Lake Placid is supposed to be a horror comedy.  Unfortunately, the jokes fall flat more often than not, and the relationships that are supposed to be funny between the characters (nobody likes each other) come off more as obnoxious than endearing.  Bill Pullman isn't horrible, but his character is Michael Douglas-light from Romancing the Stone, but without the machismo.  Bridget Fonda is Kathleen Turner-light from Romancing the Stone, but without the sex appeal or sympathy.  Oliver Platt and Brendan Gleeson just deserve better (and both have made much better movies since).

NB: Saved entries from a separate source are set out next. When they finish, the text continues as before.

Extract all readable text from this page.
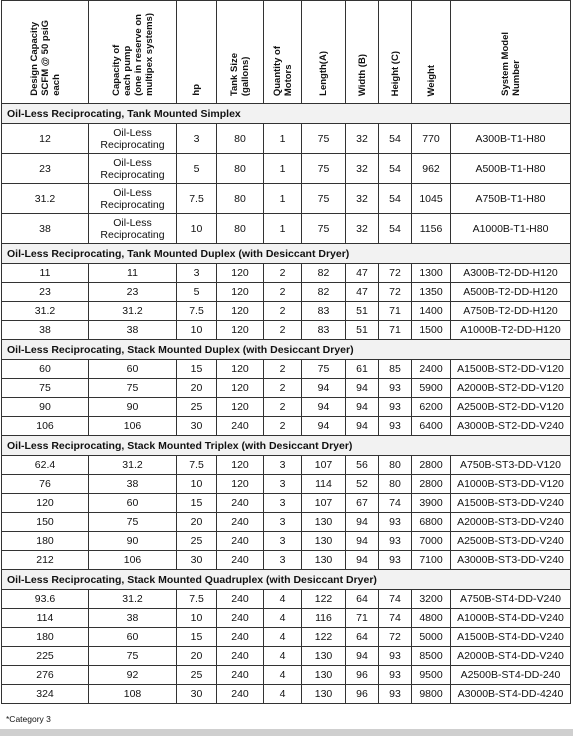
Design Capacity
SCFM @ 50 psiG
each	Capacity of
each pump
(one in reserve on
multipex systems)	hp	Tank Size
(gallons)	Quantity of
Motors	Length(A)	Width (B)	Height (C)	Weight	System Model
Number
Oil-Less Reciprocating, Tank Mounted Simplex									
12	Oil-Less
Reciprocating	3	80	1	75	32	54	770	A300B-T1-H80
23	Oil-Less
Reciprocating	5	80	1	75	32	54	962	A500B-T1-H80
31.2	Oil-Less
Reciprocating	7.5	80	1	75	32	54	1045	A750B-T1-H80
38	Oil-Less
Reciprocating	10	80	1	75	32	54	1156	A1000B-T1-H80
Oil-Less Reciprocating, Tank Mounted Duplex (with Desiccant Dryer)									
11	11	3	120	2	82	47	72	1300	A300B-T2-DD-H120
23	23	5	120	2	82	47	72	1350	A500B-T2-DD-H120
31.2	31.2	7.5	120	2	83	51	71	1400	A750B-T2-DD-H120
38	38	10	120	2	83	51	71	1500	A1000B-T2-DD-H120
Oil-Less Reciprocating, Stack Mounted Duplex (with Desiccant Dryer)									
60	60	15	120	2	75	61	85	2400	A1500B-ST2-DD-V120
75	75	20	120	2	94	94	93	5900	A2000B-ST2-DD-V120
90	90	25	120	2	94	94	93	6200	A2500B-ST2-DD-V120
106	106	30	240	2	94	94	93	6400	A3000B-ST2-DD-V240
Oil-Less Reciprocating, Stack Mounted Triplex (with Desiccant Dryer)									
62.4	31.2	7.5	120	3	107	56	80	2800	A750B-ST3-DD-V120
76	38	10	120	3	114	52	80	2800	A1000B-ST3-DD-V120
120	60	15	240	3	107	67	74	3900	A1500B-ST3-DD-V240
150	75	20	240	3	130	94	93	6800	A2000B-ST3-DD-V240
180	90	25	240	3	130	94	93	7000	A2500B-ST3-DD-V240
212	106	30	240	3	130	94	93	7100	A3000B-ST3-DD-V240
Oil-Less Reciprocating, Stack Mounted Quadruplex (with Desiccant Dryer)									
93.6	31.2	7.5	240	4	122	64	74	3200	A750B-ST4-DD-V240
114	38	10	240	4	116	71	74	4800	A1000B-ST4-DD-V240
180	60	15	240	4	122	64	72	5000	A1500B-ST4-DD-V240
225	75	20	240	4	130	94	93	8500	A2000B-ST4-DD-V240
276	92	25	240	4	130	96	93	9500	A2500B-ST4-DD-240
324	108	30	240	4	130	96	93	9800	A3000B-ST4-DD-4240
*Category 3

There are true thrills to this movie, but not enough to separate it from any other mid-80's to late-90's major studio monster movie.  It doesn't try to be Jaws, and that's a good thing.  It's more along the lines of Tremors or Critters.  Betty White provides the brightest performance in the film, and that should tell you just about everything you need to know.

Ultimately, this is a fine movie, one that is good to have on in the background while you're only giving it half of your attention.  I will fondly watch this again someday when I'm warming up a frozen pizza in the oven and playing video games on my phone or tablet.

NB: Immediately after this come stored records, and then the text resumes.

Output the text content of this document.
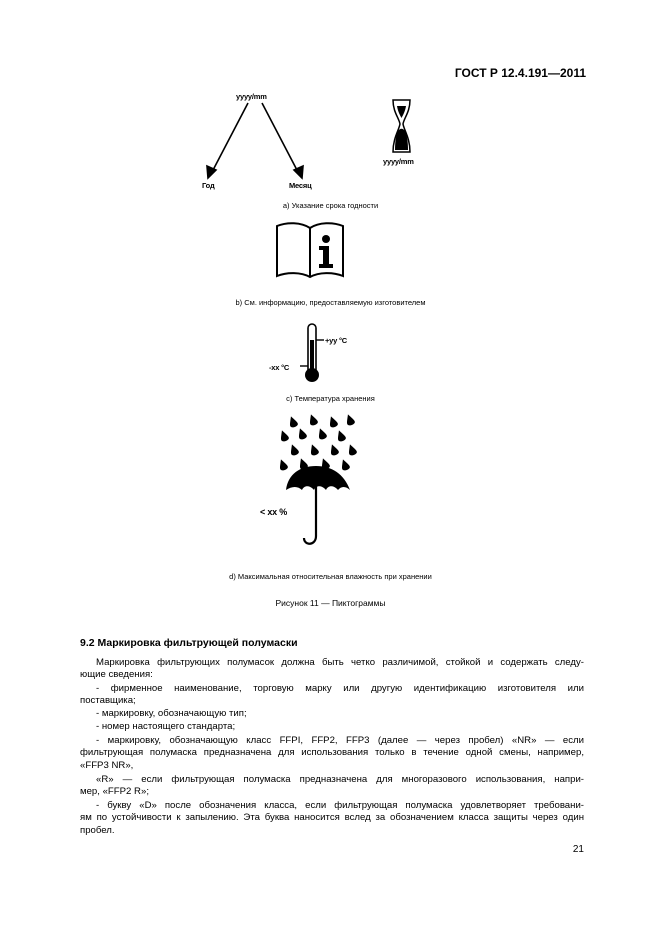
ГОСТ Р 12.4.191—2011
yyyy/mm
Год	Месяц
yyyy/mm
a) Указание срока годности
b) См. информацию, предоставляемую изготовителем
+yy °C
-xx °C
c) Температура хранения
< xx %
d) Максимальная относительная влажность при хранении
Рисунок 11 — Пиктограммы
9.2 Маркировка фильтрующей полумаски
Маркировка фильтрующих полумасок должна быть четко различимой, стойкой и содержать следу-
ющие сведения:
- фирменное наименование, торговую марку или другую идентификацию изготовителя или
поставщика;
- маркировку, обозначающую тип;
- номер настоящего стандарта;
- маркировку, обозначающую класс FFPI, FFP2, FFP3 (далее — через пробел) «NR» — если
фильтрующая полумаска предназначена для использования только в течение одной смены, например,
«FFP3 NR»,
«R» — если фильтрующая полумаска предназначена для многоразового использования, напри-
мер, «FFP2 R»;
- букву «D» после обозначения класса, если фильтрующая полумаска удовлетворяет требовани-
ям по устойчивости к запылению. Эта буква наносится вслед за обозначением класса защиты через один
пробел.
21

SPOILER:  This movie does get kudos for one sweet scene where the crocodile eats a bear!  BOOMSHAKALA!  My inner 9-year-old fist pumped and played air guitar when this happened!

Cat's Eye (1985)
Format:  VHS
Genre:  Anthology

For a PG-13 horror anthology written by Stephen King, this movie really excelled.  Two of the three episodes were suspenseful tales of violence, danger, and sexiness not unlike what I used to read in old EC comics like The Vault of Horror or Tales of Suspense.  The third episode made me flip out.  To say I liked it was an understatement.  I popped when I saw the mini-monster scooting around Drew Barrymore's bedroom.  I kept looking to Kelley and telling her how scared I would have been if I had seen this as a kid.
A young Displaced Kentuckian would have had nightmares from this story.
Another sweet thing about the film is all of the references to other Stephen King works.  In the first five minutes of the movie we see Cujo and Christine.  And there are other references to The Dead Zone and Pet Semarary if you look for them.  I read online that there's a reference to Maximum Overdrive, but I think it's a loose one.
James Woods - chiseled machismo with a smoking problem.
I've stated before my appreciation for Tales from the Crypt.  This movie seemed like an extension of that ideal.  Short stories with twists and scares and loads of fun.  There was good humor sprinkled throughout these stories and enough tension and conflict to make even Kelley watch with anticipation.  James Woods plays a handsome father/husband, too.  I forget how awesome James Woods is sometimes.  He's a smooth operator here.

So with this grouping of movies I surpassed my goal of 50 horror movies before Halloween.  It was a fun journey, albeit disturbing at times, and I'm sure it's made an impression on my character.  I amassed a large collection of horror VHS tapes and DVDs, and I've received a large number of recommendations for movies to watch.  I'll have to get to them all eventually, and I imagine this type of blog post will continue for a while.

I'll type up a better summary of this experience in the next couple of days/weeks.  For now, though, this is the End.